Sunday, May 16, 2010

Another Shabbat in West Orange, NJ.

I know, I know. You're asking yourself: Where is this post going? The last time I blogged about my experience in West Orange at a very large, Orthodox shul, I got a few ... unsavory ... emails about my words. My experience this time around was actually worse, if you can believe it, despite going to what was hopefully deemed the "quiet minyan." I found out later that maybe went to the non-quiet minyan, but rather to simply a second, regular minyan. Someday, I vow to find a quiet minyan at this shul. I spent most of my Shabbat thinking about how irritated I was with these folks, but for the sake of the shul and for the sake of my sanity, I've decided to focus on something deliciously positive about my experience this weekend: the Our Way Family Shabbaton.
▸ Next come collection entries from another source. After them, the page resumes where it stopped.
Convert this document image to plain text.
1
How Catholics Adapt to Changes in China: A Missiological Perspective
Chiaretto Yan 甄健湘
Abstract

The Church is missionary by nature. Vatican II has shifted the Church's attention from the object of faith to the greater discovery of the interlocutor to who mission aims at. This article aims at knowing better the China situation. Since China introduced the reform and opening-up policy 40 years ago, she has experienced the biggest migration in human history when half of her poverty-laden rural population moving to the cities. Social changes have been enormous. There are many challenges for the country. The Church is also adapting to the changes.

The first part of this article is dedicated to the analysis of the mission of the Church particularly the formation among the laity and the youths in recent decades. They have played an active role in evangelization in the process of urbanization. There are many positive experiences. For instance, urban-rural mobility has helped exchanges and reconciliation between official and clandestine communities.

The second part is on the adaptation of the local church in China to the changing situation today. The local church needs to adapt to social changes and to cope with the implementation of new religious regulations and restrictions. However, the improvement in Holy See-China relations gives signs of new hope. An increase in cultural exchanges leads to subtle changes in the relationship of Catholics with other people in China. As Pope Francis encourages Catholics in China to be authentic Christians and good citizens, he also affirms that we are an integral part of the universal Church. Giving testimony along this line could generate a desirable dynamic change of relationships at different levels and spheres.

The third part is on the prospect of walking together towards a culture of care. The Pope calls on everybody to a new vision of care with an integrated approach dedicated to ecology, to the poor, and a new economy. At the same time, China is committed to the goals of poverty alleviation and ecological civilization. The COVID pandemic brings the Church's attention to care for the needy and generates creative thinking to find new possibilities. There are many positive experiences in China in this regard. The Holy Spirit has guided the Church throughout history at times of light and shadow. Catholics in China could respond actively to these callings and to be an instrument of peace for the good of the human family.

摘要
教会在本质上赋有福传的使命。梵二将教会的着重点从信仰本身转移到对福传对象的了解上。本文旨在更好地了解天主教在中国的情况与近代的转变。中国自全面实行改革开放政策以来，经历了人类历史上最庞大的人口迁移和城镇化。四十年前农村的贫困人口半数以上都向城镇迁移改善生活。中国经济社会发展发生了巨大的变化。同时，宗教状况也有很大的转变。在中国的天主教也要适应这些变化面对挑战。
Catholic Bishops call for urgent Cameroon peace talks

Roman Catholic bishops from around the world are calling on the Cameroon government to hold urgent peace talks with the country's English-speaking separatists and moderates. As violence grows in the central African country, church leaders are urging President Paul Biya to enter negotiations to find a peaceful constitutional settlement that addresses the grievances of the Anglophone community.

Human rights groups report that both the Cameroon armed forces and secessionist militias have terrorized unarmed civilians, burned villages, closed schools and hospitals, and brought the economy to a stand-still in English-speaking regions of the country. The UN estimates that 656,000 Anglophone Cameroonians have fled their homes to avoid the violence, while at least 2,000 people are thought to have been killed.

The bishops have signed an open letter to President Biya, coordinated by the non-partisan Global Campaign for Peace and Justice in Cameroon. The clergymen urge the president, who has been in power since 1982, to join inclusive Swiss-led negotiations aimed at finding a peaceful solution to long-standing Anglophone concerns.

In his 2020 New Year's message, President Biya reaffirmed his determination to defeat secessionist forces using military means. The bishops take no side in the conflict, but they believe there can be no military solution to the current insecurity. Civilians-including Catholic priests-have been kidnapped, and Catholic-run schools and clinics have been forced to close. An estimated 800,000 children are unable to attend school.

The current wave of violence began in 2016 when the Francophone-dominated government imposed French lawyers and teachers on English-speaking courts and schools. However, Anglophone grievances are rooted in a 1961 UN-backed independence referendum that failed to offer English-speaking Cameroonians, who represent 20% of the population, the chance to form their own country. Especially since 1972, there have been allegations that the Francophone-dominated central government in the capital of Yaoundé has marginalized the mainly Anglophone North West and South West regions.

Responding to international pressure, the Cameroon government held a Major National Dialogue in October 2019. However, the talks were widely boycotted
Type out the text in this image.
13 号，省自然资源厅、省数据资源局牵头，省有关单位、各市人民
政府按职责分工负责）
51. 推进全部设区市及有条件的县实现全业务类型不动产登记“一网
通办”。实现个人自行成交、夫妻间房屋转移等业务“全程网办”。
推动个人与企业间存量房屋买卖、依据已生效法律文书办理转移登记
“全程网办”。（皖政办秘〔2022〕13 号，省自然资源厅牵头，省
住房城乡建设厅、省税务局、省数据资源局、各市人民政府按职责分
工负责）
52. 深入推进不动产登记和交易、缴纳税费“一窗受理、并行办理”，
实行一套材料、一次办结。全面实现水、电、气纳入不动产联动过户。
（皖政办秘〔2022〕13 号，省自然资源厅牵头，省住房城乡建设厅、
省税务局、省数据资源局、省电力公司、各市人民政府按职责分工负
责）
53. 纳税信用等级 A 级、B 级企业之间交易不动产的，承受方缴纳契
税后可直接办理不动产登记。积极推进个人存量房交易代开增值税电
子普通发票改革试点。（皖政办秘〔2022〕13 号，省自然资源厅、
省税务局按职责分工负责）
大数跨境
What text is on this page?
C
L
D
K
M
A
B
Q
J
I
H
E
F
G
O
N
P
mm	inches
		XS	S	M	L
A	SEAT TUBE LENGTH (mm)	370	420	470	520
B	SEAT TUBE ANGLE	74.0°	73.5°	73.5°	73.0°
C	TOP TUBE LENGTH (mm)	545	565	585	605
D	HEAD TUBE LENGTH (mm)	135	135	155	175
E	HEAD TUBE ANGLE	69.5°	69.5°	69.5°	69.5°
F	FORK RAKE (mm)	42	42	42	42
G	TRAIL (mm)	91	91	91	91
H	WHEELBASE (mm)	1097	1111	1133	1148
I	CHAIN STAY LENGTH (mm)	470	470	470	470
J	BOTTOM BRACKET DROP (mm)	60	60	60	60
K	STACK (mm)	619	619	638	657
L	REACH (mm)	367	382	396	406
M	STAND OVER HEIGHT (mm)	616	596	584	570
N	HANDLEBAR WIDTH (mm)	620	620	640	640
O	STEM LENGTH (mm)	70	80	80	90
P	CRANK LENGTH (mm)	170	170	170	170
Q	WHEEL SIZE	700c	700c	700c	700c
When Tuvia and I walked into shul Friday night, I saw a huge group in the lobby signing (as in, sign language, not the gangsta' signs you might be more familiar with). I've always found myself fascinated by those who use sign language, especially those who aren't deaf/hard of hearing, but who are devoted to the language and opening the world up to those who use sign language every day. We quickly learned that it was a Shabbaton, welcoming the deaf and hard of hearing, through a branch of the Orthodox Union, known as "Our Way." At seudat shlishit tonight, two of the individuals gave a d'var, one of them speaking with a sign language interpreter, and the other signing and speaking his way through his d'var, with the interpreter reading his words aloud.  It was, in a word, fascinating. It was also really frustrating because the two women in front of me were jabbering inconsiderately while I was trying to understand what the man was saying. Sigh.

So the entire experience led me to a few question:

  • What are the halachos of being a frum, deaf/hard-of-hearing Jew? 
  • All of the interpreters there were women -- how does this work into everything? 
  • Can a woman sign/interpret the reading of the Torah? 
  • Is it okay for a frum Jewish male to tap the shoulder of a sign-language interpreter in order to ask her a question or get her attention? 
  • How do you deal with hearing aids or cochlear implants on Shabbat? Is the Jewish community more accepting of cochlear implants than the wider community?

Perhaps most importantly, I just want to know what it's like to view the world, the Jewish world, through the lens of a deaf/hard-of-hearing Jew. So much of Judaism is based on texts, writings, and traditions that easily can be read. But what about the niggunim, the tunes of songs, the joy of hearing voices meld together -- it's one of my most favorite things about Shabbat, the songs, the voices swimming heavenward. I would have liked to approach one of these individuals and asked if they'd be interested in writing a blog post for me, to answer all my queries. But I felt awkward, unsure of myself. I can sign my name, successfully, but that's it.

How do you speak Hebrew in sign language? Are the letters the same? Can I spell "shmi Chaviva" with the letters I know as "s, h, m, i, c, h, a, v, i, v, a" ...? Or do I need to sign something special to say "shmi" and then, only then, spell Chaviva?

I'd like to contact Our Way, just to see if someone would be willing to write a guest post answering my questions, helping me to understand the world through the ears of the deaf/hard-of-hearing frum (or just) Jew. If anyone out there in blog land knows of someone who'd be willing to do this, let me know. Or, maybe, if you're one of these people or you have a child or family member or friend who goes through the motions as a deaf/h-o-h Jew, let me know. I'm absolutely intrigued. This community is a very unique one that probably doesn't get as much as attention as it should, as far as awareness goes.

On a closing note, I have to say "mad props" to Our Way for establishing -- in a very Jewish fashion -- the Our Way Jewish Deaf Singles Registry!